DeLauro just kept shouting on. It was hilarious, in that “grandma tries not to lose her dentures while ranting” way — she really needed a cane to wave crazily in the air for emphasis — but also thoroughly insufferable. I recommend the full clip only for those who enjoy punishment. (And some of you will no doubt watch; my theory is that most political junkies are secret masochists.)

 

Zeldin’s defense hinged on technical legal arguments — I could unpack them further here, but that is beside the point. (I do cringe slightly to hear Zeldin call the major questions doctrine the “major policies doctrine,” but I know what he meant.) The point is that Zeldin understands the legal world that governs the EPA — and it has changed significantly in recent years! — while DeLauro simply does not. More to the point: She does not care that she is ignorant of law. The law may have changed, but her feelings haven’t.

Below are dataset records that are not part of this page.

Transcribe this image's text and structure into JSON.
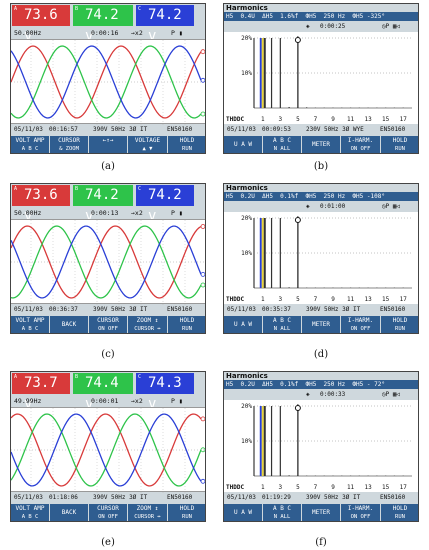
{
  "captions": [
    "(a)",
    "(b)",
    "(c)",
    "(d)",
    "(e)",
    "(f)"
  ],
  "colors": {
    "phase_a": "#d83a3a",
    "phase_b": "#2ec34a",
    "phase_c": "#2a3fd6",
    "key_bg": "#2f5d90",
    "panel_bg": "#cfd8dd"
  },
  "scopes": [
    {
      "id": "a",
      "readings": [
        {
          "ph": "A",
          "val": "73.6 v"
        },
        {
          "ph": "B",
          "val": "74.2 v"
        },
        {
          "ph": "C",
          "val": "74.2 v"
        }
      ],
      "freq": "50.00Hz",
      "timer": "0:00:16",
      "zoom": "→x2",
      "flags": "P ▮",
      "date": "05/11/03",
      "time": "00:16:57",
      "line_spec": "390V 50Hz 3Ø IT",
      "standard": "EN50160",
      "keys": [
        {
          "l1": "VOLT AMP",
          "l2": "A B C"
        },
        {
          "l1": "CURSOR",
          "l2": "& ZOOM"
        },
        {
          "l1": "←↑→",
          "l2": ""
        },
        {
          "l1": "VOLTAGE",
          "l2": "▲ ▼"
        },
        {
          "l1": "HOLD",
          "l2": "RUN"
        }
      ]
    },
    {
      "id": "c",
      "readings": [
        {
          "ph": "A",
          "val": "73.6 v"
        },
        {
          "ph": "B",
          "val": "74.2 v"
        },
        {
          "ph": "C",
          "val": "74.2 v"
        }
      ],
      "freq": "50.00Hz",
      "timer": "0:00:13",
      "zoom": "→x2",
      "flags": "P ▮",
      "date": "05/11/03",
      "time": "00:36:37",
      "line_spec": "390V 50Hz 3Ø IT",
      "standard": "EN50160",
      "keys": [
        {
          "l1": "VOLT AMP",
          "l2": "A B C"
        },
        {
          "l1": "BACK",
          "l2": ""
        },
        {
          "l1": "CURSOR",
          "l2": "ON OFF"
        },
        {
          "l1": "ZOOM ↕",
          "l2": "CURSOR ↔"
        },
        {
          "l1": "HOLD",
          "l2": "RUN"
        }
      ]
    },
    {
      "id": "e",
      "readings": [
        {
          "ph": "A",
          "val": "73.7 v"
        },
        {
          "ph": "B",
          "val": "74.4 v"
        },
        {
          "ph": "C",
          "val": "74.3 v"
        }
      ],
      "freq": "49.99Hz",
      "timer": "0:00:01",
      "zoom": "→x2",
      "flags": "P ▮",
      "date": "05/11/03",
      "time": "01:18:06",
      "line_spec": "390V 50Hz 3Ø IT",
      "standard": "EN50160",
      "keys": [
        {
          "l1": "VOLT AMP",
          "l2": "A B C"
        },
        {
          "l1": "BACK",
          "l2": ""
        },
        {
          "l1": "CURSOR",
          "l2": "ON OFF"
        },
        {
          "l1": "ZOOM ↕",
          "l2": "CURSOR ↔"
        },
        {
          "l1": "HOLD",
          "l2": "RUN"
        }
      ]
    }
  ],
  "harmonics": [
    {
      "id": "b",
      "title": "Harmonics",
      "status_bar": "H5  0.4U  ΔH5  1.6%f  ФH5  250 Hz  ФH5 -325°",
      "timer": "0:00:25",
      "flags": "◷P ▦◁",
      "axis_top": "20%",
      "axis_mid": "10%",
      "orders": [
        "1",
        "3",
        "5",
        "7",
        "9",
        "11",
        "13",
        "15",
        "17"
      ],
      "bars": [
        20.5,
        20.5,
        20.5,
        0.3,
        0.2,
        0.2,
        0.1,
        0.1,
        0.1,
        0.1,
        0.1,
        0.1,
        0.1,
        0.1,
        0.1,
        0.1,
        0.1
      ],
      "date": "05/11/03",
      "time": "00:09:53",
      "line_spec": "230V 50Hz 3Ø WYE",
      "standard": "EN50160",
      "thd_label": "THDDC",
      "keys": [
        {
          "l1": "U A W",
          "l2": ""
        },
        {
          "l1": "A B C",
          "l2": "N ALL"
        },
        {
          "l1": "METER",
          "l2": ""
        },
        {
          "l1": "I-HARM.",
          "l2": "ON OFF"
        },
        {
          "l1": "HOLD",
          "l2": "RUN"
        }
      ]
    },
    {
      "id": "d",
      "title": "Harmonics",
      "status_bar": "H5  0.2U  ΔH5  0.1%f  ФH5  250 Hz  ФH5 -108°",
      "timer": "0:01:00",
      "flags": "◷P ▦◁",
      "axis_top": "20%",
      "axis_mid": "10%",
      "orders": [
        "1",
        "3",
        "5",
        "7",
        "9",
        "11",
        "13",
        "15",
        "17"
      ],
      "bars": [
        20.5,
        20.5,
        20.5,
        0.2,
        0.1,
        0.1,
        0.1,
        0.1,
        0.1,
        0.1,
        0.1,
        0.1,
        0.1,
        0.1,
        0.1,
        0.1,
        0.1
      ],
      "date": "05/11/03",
      "time": "00:35:37",
      "line_spec": "390V 50Hz 3Ø IT",
      "standard": "EN50160",
      "thd_label": "THDDC",
      "keys": [
        {
          "l1": "U A W",
          "l2": ""
        },
        {
          "l1": "A B C",
          "l2": "N ALL"
        },
        {
          "l1": "METER",
          "l2": ""
        },
        {
          "l1": "I-HARM.",
          "l2": "ON OFF"
        },
        {
          "l1": "HOLD",
          "l2": "RUN"
        }
      ]
    },
    {
      "id": "f",
      "title": "Harmonics",
      "status_bar": "H5  0.2U  ΔH5  0.1%f  ФH5  250 Hz  ФH5 - 72°",
      "timer": "0:00:33",
      "flags": "◷P ▦◁",
      "axis_top": "20%",
      "axis_mid": "10%",
      "orders": [
        "1",
        "3",
        "5",
        "7",
        "9",
        "11",
        "13",
        "15",
        "17"
      ],
      "bars": [
        20.5,
        20.5,
        20.5,
        0.2,
        0.1,
        0.1,
        0.1,
        0.1,
        0.1,
        0.1,
        0.1,
        0.1,
        0.1,
        0.1,
        0.1,
        0.1,
        0.1
      ],
      "date": "05/11/03",
      "time": "01:19:29",
      "line_spec": "390V 50Hz 3Ø IT",
      "standard": "EN50160",
      "thd_label": "THDDC",
      "keys": [
        {
          "l1": "U A W",
          "l2": ""
        },
        {
          "l1": "A B C",
          "l2": "N ALL"
        },
        {
          "l1": "METER",
          "l2": ""
        },
        {
          "l1": "I-HARM.",
          "l2": "ON OFF"
        },
        {
          "l1": "HOLD",
          "l2": "RUN"
        }
      ]
    }
  ]
}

And she represents the good people of her state, faithfully.

 

So that’s why I enjoyed a moment where Lee Zeldin, who bears an uncanny vocal and physical resemblance to actor and former SNL writer Jim Downey, channeled the spirit of Downey’s quiz-bowl host from Billy Madison: stunned disbelief at the ignorance of the person he had to talk to. The only thing that would have made Zeldin’s appearance more satisfying was if he had concluded by saying, “I award you no points, and may God have mercy on your soul.”